Publication history
In The Friend, Bloemfontein, March 30, 1900, under the title “The Death of General Joubert”; with the title “General Joubert” in Daily Mail April 4; April 4 New York Tribune; April 7 Harper’s Weekly. Reprinted in War’s Brighter Side, Julian Ralph, 1901.
The poem was collected in The Five Nations 1903, I.V., 1919, D.V., 1940, the Sussex Edition, vol.33 and the Burwash Edition, vol.26. Kipling added an explanatory epigraph, ‘(Died March 27, 1900)’, when the poem was collected.
Background
General Piet Joubert, Commander-General of the Transvaal forces since 1880, had been opposed to the move to war. He never fully recovered from the internal injuries sustained when his horse threw him the day after the battle of Willow Grange, the previous November. In a letter of condolence to Kruger Lord Roberts wrote of Joubert that: ‘His personal gallantry was only surpassed by his humane conduct and chivalrous bearing under all circumstances.’

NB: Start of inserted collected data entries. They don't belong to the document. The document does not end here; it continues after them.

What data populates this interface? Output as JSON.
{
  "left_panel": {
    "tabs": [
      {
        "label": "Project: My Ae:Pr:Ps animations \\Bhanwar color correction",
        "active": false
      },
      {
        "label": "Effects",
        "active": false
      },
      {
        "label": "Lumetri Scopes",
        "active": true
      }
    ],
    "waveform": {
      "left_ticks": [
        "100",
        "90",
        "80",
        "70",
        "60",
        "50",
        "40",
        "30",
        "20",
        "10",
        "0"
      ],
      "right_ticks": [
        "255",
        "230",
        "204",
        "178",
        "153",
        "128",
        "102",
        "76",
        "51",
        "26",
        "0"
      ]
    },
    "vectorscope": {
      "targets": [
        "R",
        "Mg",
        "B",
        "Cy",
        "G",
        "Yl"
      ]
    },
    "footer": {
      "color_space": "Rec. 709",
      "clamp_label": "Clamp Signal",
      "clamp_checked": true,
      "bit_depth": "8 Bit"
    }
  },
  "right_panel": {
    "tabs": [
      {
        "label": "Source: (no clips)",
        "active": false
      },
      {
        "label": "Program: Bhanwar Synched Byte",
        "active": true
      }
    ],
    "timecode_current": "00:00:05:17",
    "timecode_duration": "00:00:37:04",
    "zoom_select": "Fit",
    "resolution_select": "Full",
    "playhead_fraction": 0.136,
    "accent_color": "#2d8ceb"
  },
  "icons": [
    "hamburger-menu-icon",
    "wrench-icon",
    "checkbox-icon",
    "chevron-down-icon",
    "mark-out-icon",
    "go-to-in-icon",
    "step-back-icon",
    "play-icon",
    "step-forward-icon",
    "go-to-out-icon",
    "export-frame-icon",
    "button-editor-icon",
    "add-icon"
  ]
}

At the time of Joubert’s death on March 27, Kipling was in Bloemfontein, where he joined a group of war correspondents in bringing out The Friend, a newspaper for the troops, in which this poem first appeared. Kipling encourages his first readers to identify with Joubert as a fellow soldier, so that Joubert’s legacy could help to found a future peace; at the same time, he disparages the motives of the political leaders of the Transvaal in starting the war and dismisses their hopes of victory.
Notes on the Text
(by Mary Hamer)
[Stanza 1] those that bred, . . .those that loosed the strife: Kipling’s attribution of blame to the leaders of the Transvaal is extremely partial. See the note on the background to The Five Nations.
[Stanza 3] o’er his grave . . .our deep-tongued guns shall answer his. . .: shots are fired over the grave at a military funeral. Kipling suggests that the British troops will join, figuratively, with the Boers in their act of mourning.